Rosencrantz and Guildenstern In the opening scene of Tom Stoppard's play Rosencrantz and Guildenstern Are Dead, about two Elizabethan contemporaries of Hamlet, Guildenstern flips a coin 91 times and gets a head each time. Suppose the coin was balanced.
a. Specify the sample space for 91 coin flips, such that each outcome in the sample space is equally likely. How many outcomes are in the sample space?
b. Show Guildenstern's outcome for this sample space. Show the outcome in which only the second flip is a tail.
c. What's the probability of the event of getting a head 91 times in a row?
d. What's the probability of at least one tail, in the 91 flips?
e. State the probability model on which your solutions in parts c and d are based.
a. To specify the sample space for 91 coin flips, we need to consider the possible outcomes for each flip. Since the coin is balanced, there are two equally likely outcomes for each individual flip: heads (H) or tails (T).
For 91 flips, the sample space would consist of all possible sequences of H and T for 91 flips. Each outcome in the sample space would be a unique sequence representing a different combination of heads and tails.

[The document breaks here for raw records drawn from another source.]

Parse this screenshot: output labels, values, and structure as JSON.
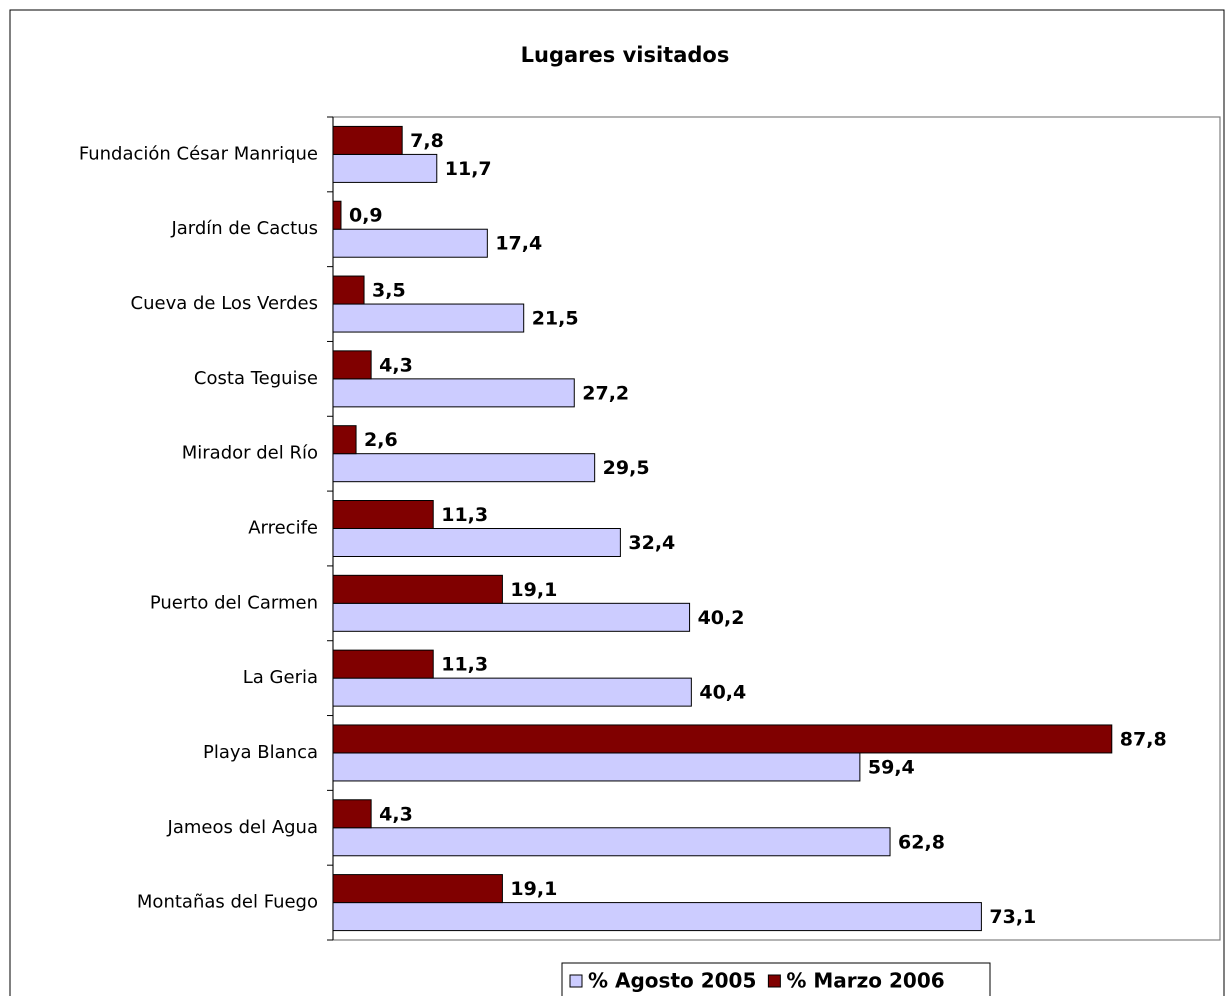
{
  "chart_data": {
    "type": "bar",
    "orientation": "horizontal",
    "title": "Lugares visitados",
    "categories": [
      "Fundación César Manrique",
      "Jardín de Cactus",
      "Cueva de Los Verdes",
      "Costa Teguise",
      "Mirador del Río",
      "Arrecife",
      "Puerto del Carmen",
      "La Geria",
      "Playa Blanca",
      "Jameos del Agua",
      "Montañas del Fuego"
    ],
    "series": [
      {
        "name": "% Agosto 2005",
        "color": "#ccccff",
        "values": [
          11.7,
          17.4,
          21.5,
          27.2,
          29.5,
          32.4,
          40.2,
          40.4,
          59.4,
          62.8,
          73.1
        ],
        "value_labels": [
          "11,7",
          "17,4",
          "21,5",
          "27,2",
          "29,5",
          "32,4",
          "40,2",
          "40,4",
          "59,4",
          "62,8",
          "73,1"
        ]
      },
      {
        "name": "% Marzo 2006",
        "color": "#800000",
        "values": [
          7.8,
          0.9,
          3.5,
          4.3,
          2.6,
          11.3,
          19.1,
          11.3,
          87.8,
          4.3,
          19.1
        ],
        "value_labels": [
          "7,8",
          "0,9",
          "3,5",
          "4,3",
          "2,6",
          "11,3",
          "19,1",
          "11,3",
          "87,8",
          "4,3",
          "19,1"
        ]
      }
    ],
    "xlim": [
      0,
      100
    ],
    "legend": "bottom"
  }
}
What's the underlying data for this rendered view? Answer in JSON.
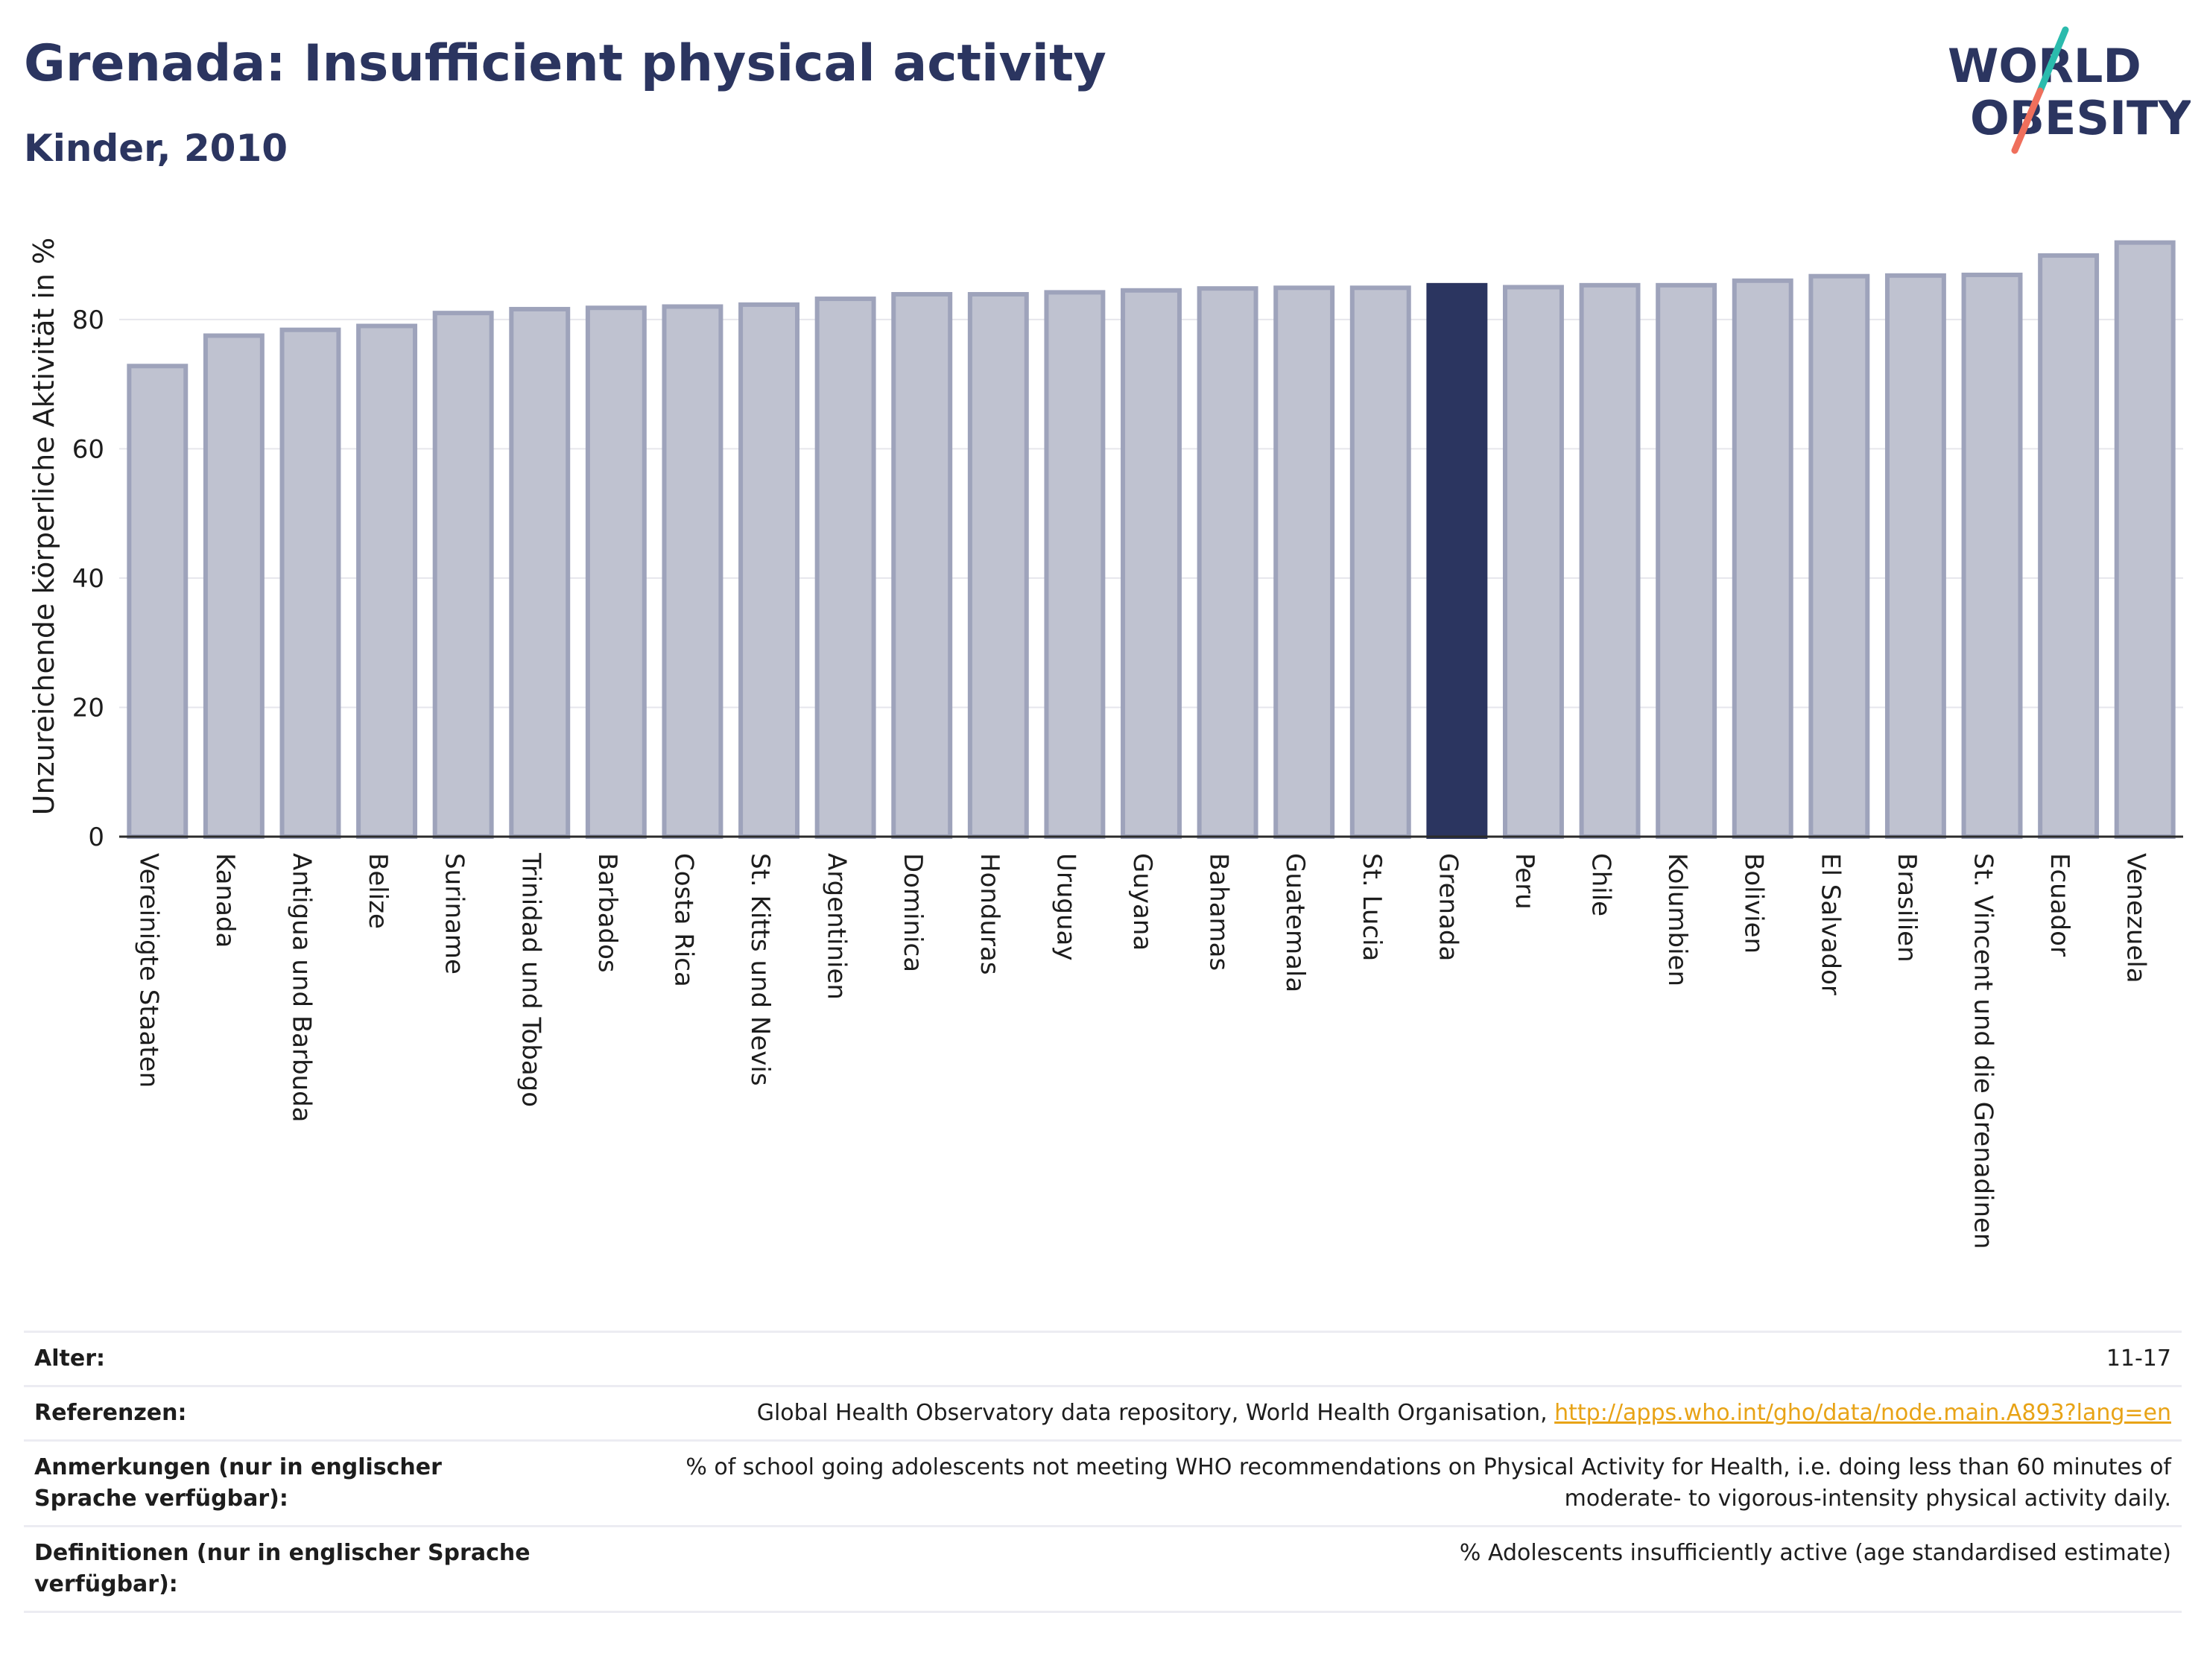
{
  "header": {
    "title": "Grenada: Insufficient physical activity",
    "subtitle": "Kinder, 2010"
  },
  "logo": {
    "line1": "WORLD",
    "line2": "OBESITY"
  },
  "colors": {
    "highlight_bar": "#2b3560",
    "other_bar_fill": "#bfc2d0",
    "other_bar_stroke": "#9ea3bb",
    "title": "#2b3560",
    "link": "#e8a316",
    "logo_teal": "#2bbbad",
    "logo_coral": "#ef6f5c"
  },
  "chart_data": {
    "type": "bar",
    "title": "Grenada: Insufficient physical activity",
    "subtitle": "Kinder, 2010",
    "xlabel": "",
    "ylabel": "Unzureichende körperliche Aktivität in %",
    "ylim": [
      0,
      96
    ],
    "yticks": [
      0,
      20,
      40,
      60,
      80
    ],
    "grid": true,
    "highlight": "Grenada",
    "categories": [
      "Vereinigte Staaten",
      "Kanada",
      "Antigua und Barbuda",
      "Belize",
      "Suriname",
      "Trinidad und Tobago",
      "Barbados",
      "Costa Rica",
      "St. Kitts und Nevis",
      "Argentinien",
      "Dominica",
      "Honduras",
      "Uruguay",
      "Guyana",
      "Bahamas",
      "Guatemala",
      "St. Lucia",
      "Grenada",
      "Peru",
      "Chile",
      "Kolumbien",
      "Bolivien",
      "El Salvador",
      "Brasilien",
      "St. Vincent und die Grenadinen",
      "Ecuador",
      "Venezuela"
    ],
    "values": [
      72.8,
      77.5,
      78.4,
      79.0,
      81.0,
      81.6,
      81.8,
      82.0,
      82.3,
      83.2,
      83.9,
      83.9,
      84.2,
      84.5,
      84.8,
      84.9,
      84.9,
      85.3,
      85.0,
      85.3,
      85.3,
      86.0,
      86.7,
      86.8,
      86.9,
      89.9,
      91.9
    ]
  },
  "meta": [
    {
      "label": "Alter:",
      "value": "11-17"
    },
    {
      "label": "Referenzen:",
      "value": "Global Health Observatory data repository, World Health Organisation, ",
      "link": "http://apps.who.int/gho/data/node.main.A893?lang=en"
    },
    {
      "label": "Anmerkungen (nur in englischer Sprache verfügbar):",
      "value": "% of school going adolescents not meeting WHO recommendations on Physical Activity for Health, i.e. doing less than 60 minutes of moderate- to vigorous-intensity physical activity daily."
    },
    {
      "label": "Definitionen (nur in englischer Sprache verfügbar):",
      "value": "% Adolescents insufficiently active (age standardised estimate)"
    }
  ]
}
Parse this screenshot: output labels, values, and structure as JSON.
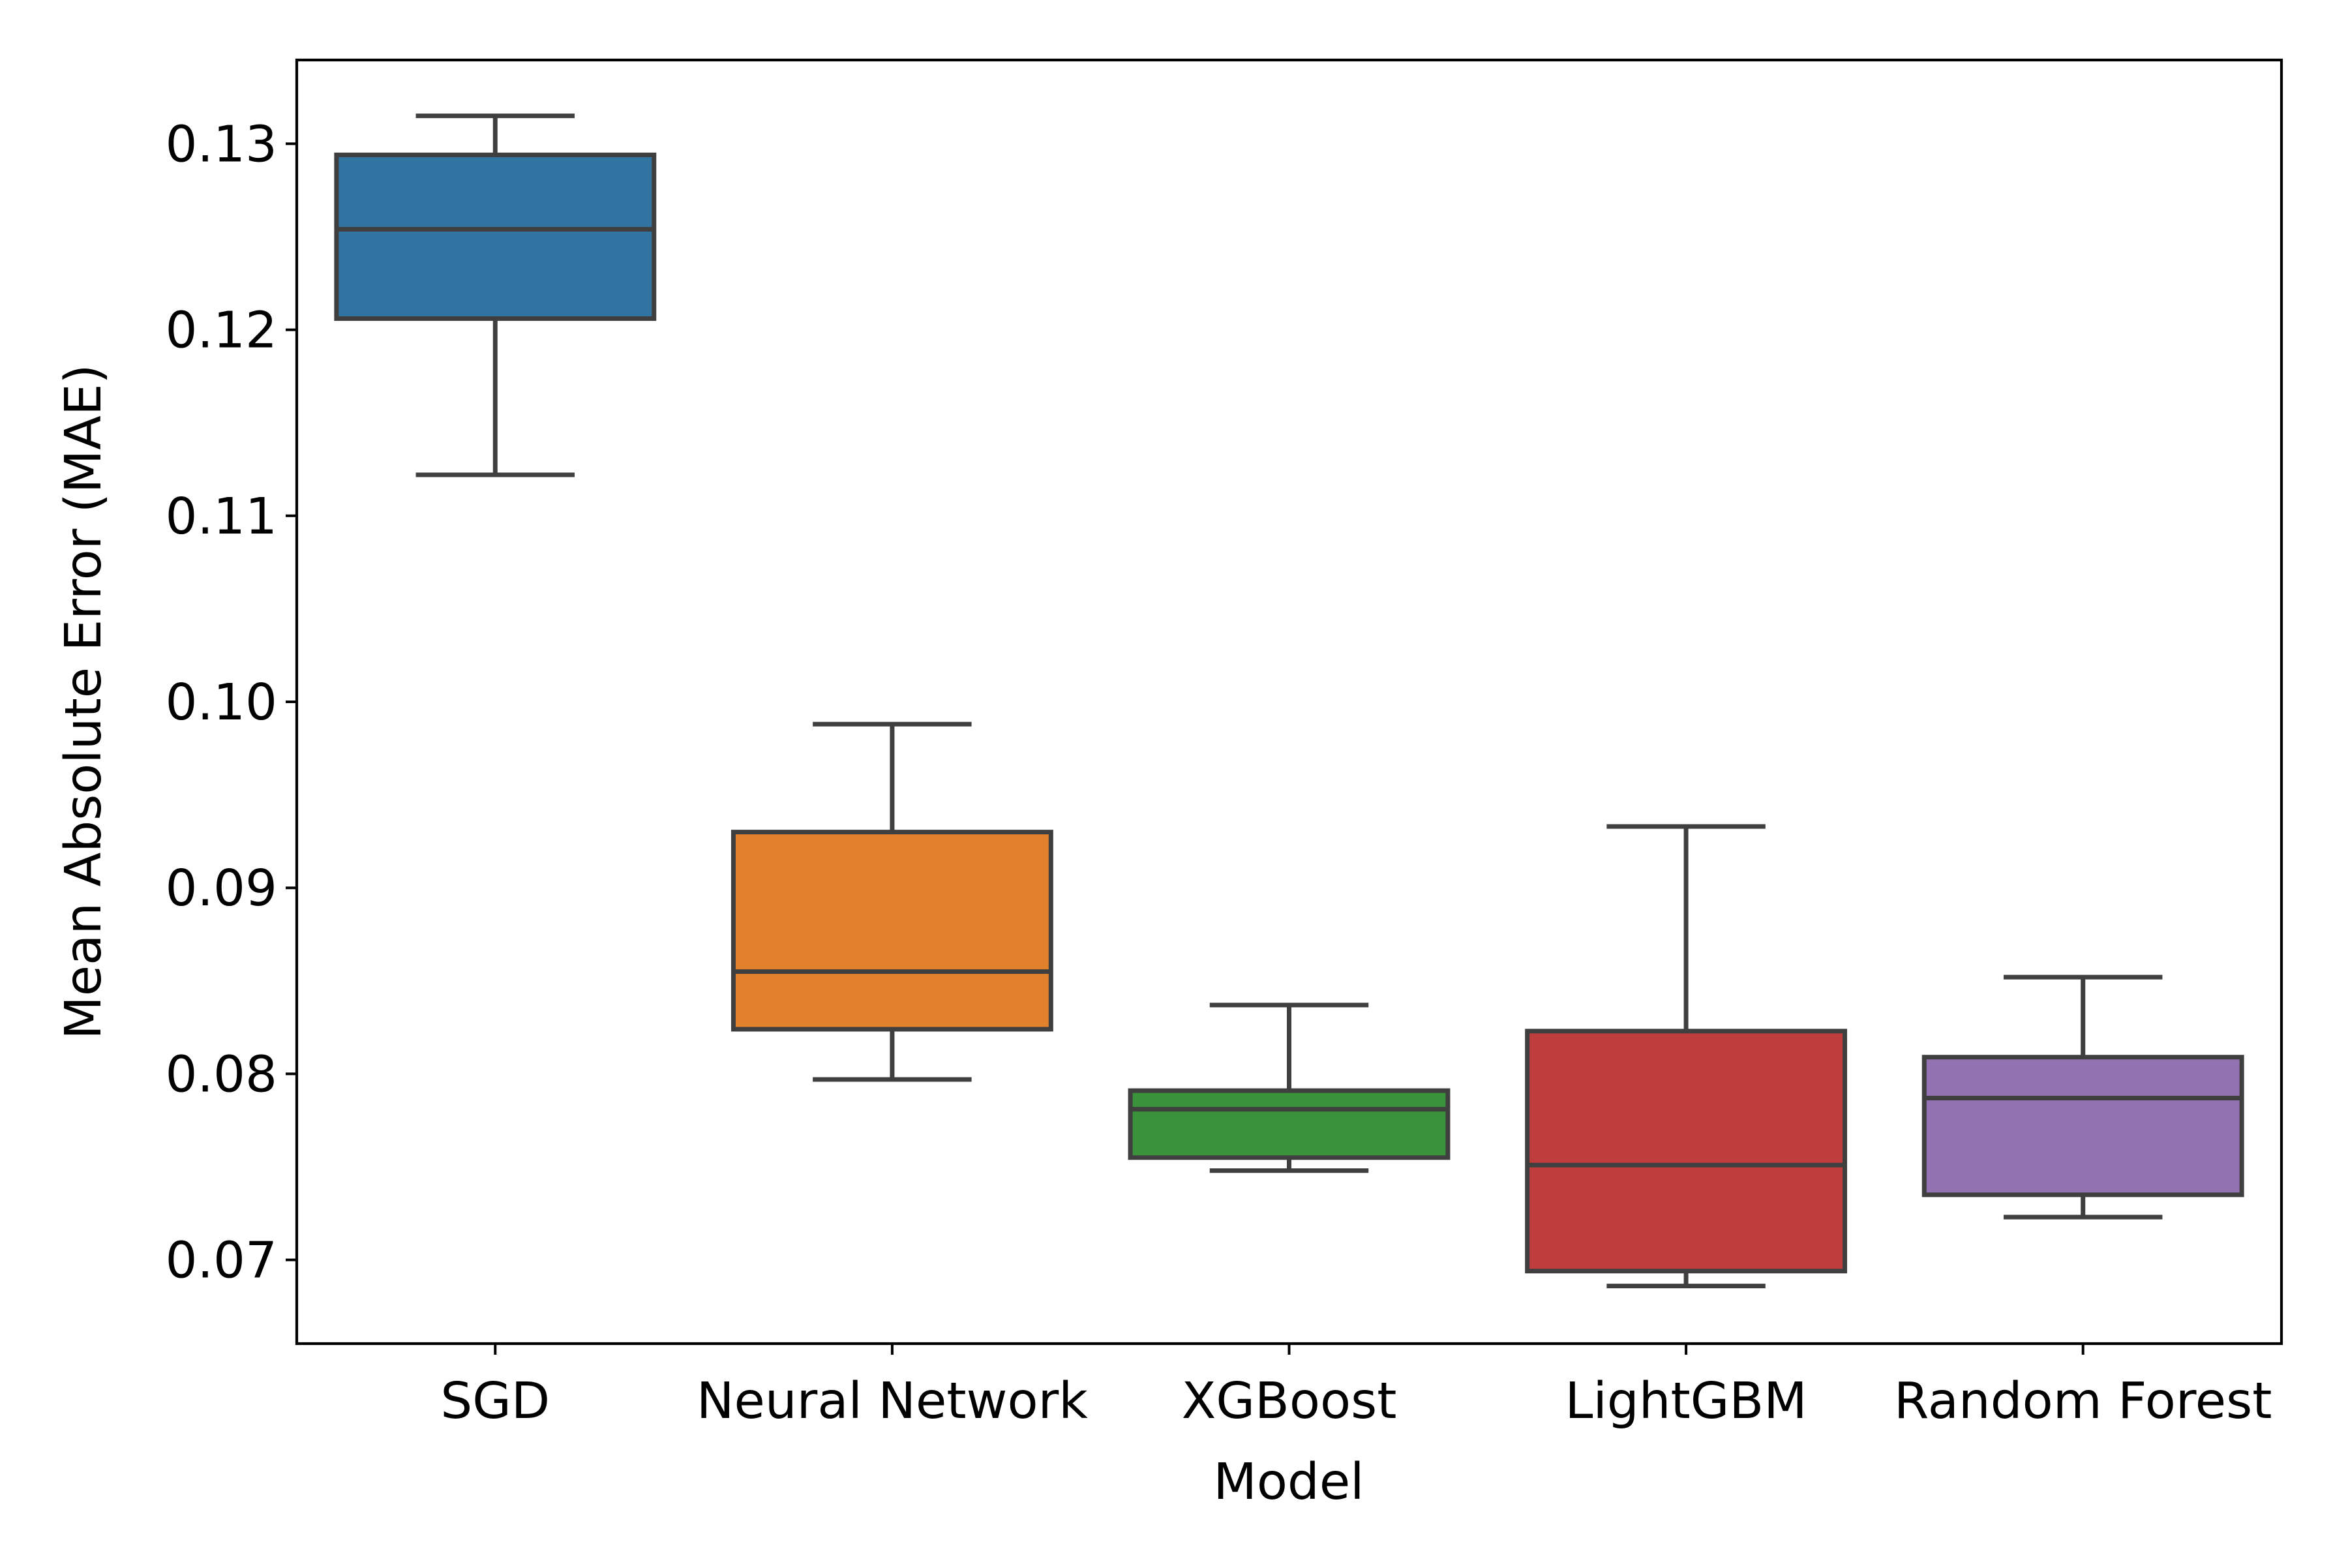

The number of outcomes in the sample space can be calculated by using the formula for permutations with repetition. Since we have two possible outcomes (H and T) for each flip and we are flipping the coin 91 times, the number of outcomes in the sample space would be:
2^91 = 9.223 x 10^27
b. Guildenstern's outcome for this sample space is specified as getting a head on each of the 91 coin flips. This can be represented by a sequence of 91 H's:
H, H, H, H, H, H, H, H, H, H, H, H, H, H, H, H, H, H, H, H, H, H, H, H, H, H, H, H, H, H, H, H, H, H, H, H, H, H, H, H, H, H, H, H, H, H, H, H, H, H, H, H, H, H, H, H, H, H, H, H, H, H, H, H, H, H, H, H, H, H, H, H, H, H, H, H, H, H, H, H, H, H, H, H, H, H, H, H, H, H, H, H, H, H, H, H, H, H, H
The outcome in which only the second flip is a tail can be represented as:
H, T, H, H, H, H, H, H, H, H, H, H, H, H, H, H, H, H, H, H, H, H, H, H, H, H, H, H, H, H, H, H, H, H, H, H, H, H, H, H, H, H, H, H, H, H, H, H, H, H, H, H, H, H, H, H, H, H, H, H, H, H, H, H, H, H, H, H, H, H, H, H, H, H, H, H, H, H, H, H, H, H, H, H, H, H, H, H, H, H, H, H, H, H, H, H, H, H, H, H, H, H, H, H
c. The probability of the event of getting a head 91 times in a row can be calculated by dividing the number of favorable outcomes (which is 1, as there is only one sequence with all heads) by the total number of outcomes in the sample space (2^91). Therefore, the probability would be:
Probability = 1 / (2^91)
d. The probability of getting at least one tail in the 91 flips can be calculated by subtracting the probability of getting all heads from 1. As we calculated in part c, the probability of getting all heads is 1 / (2^91). Therefore, the probability of getting at least one tail would be:
Probability of at least one tail = 1 - (1 / (2^91))
e. The solutions in parts c and d are based on the assumption that the coin is balanced, meaning that the probability of getting a head or a tail on each flip is equal. This is a Bernoulli distribution, where there are two possible outcomes with equal probabilities.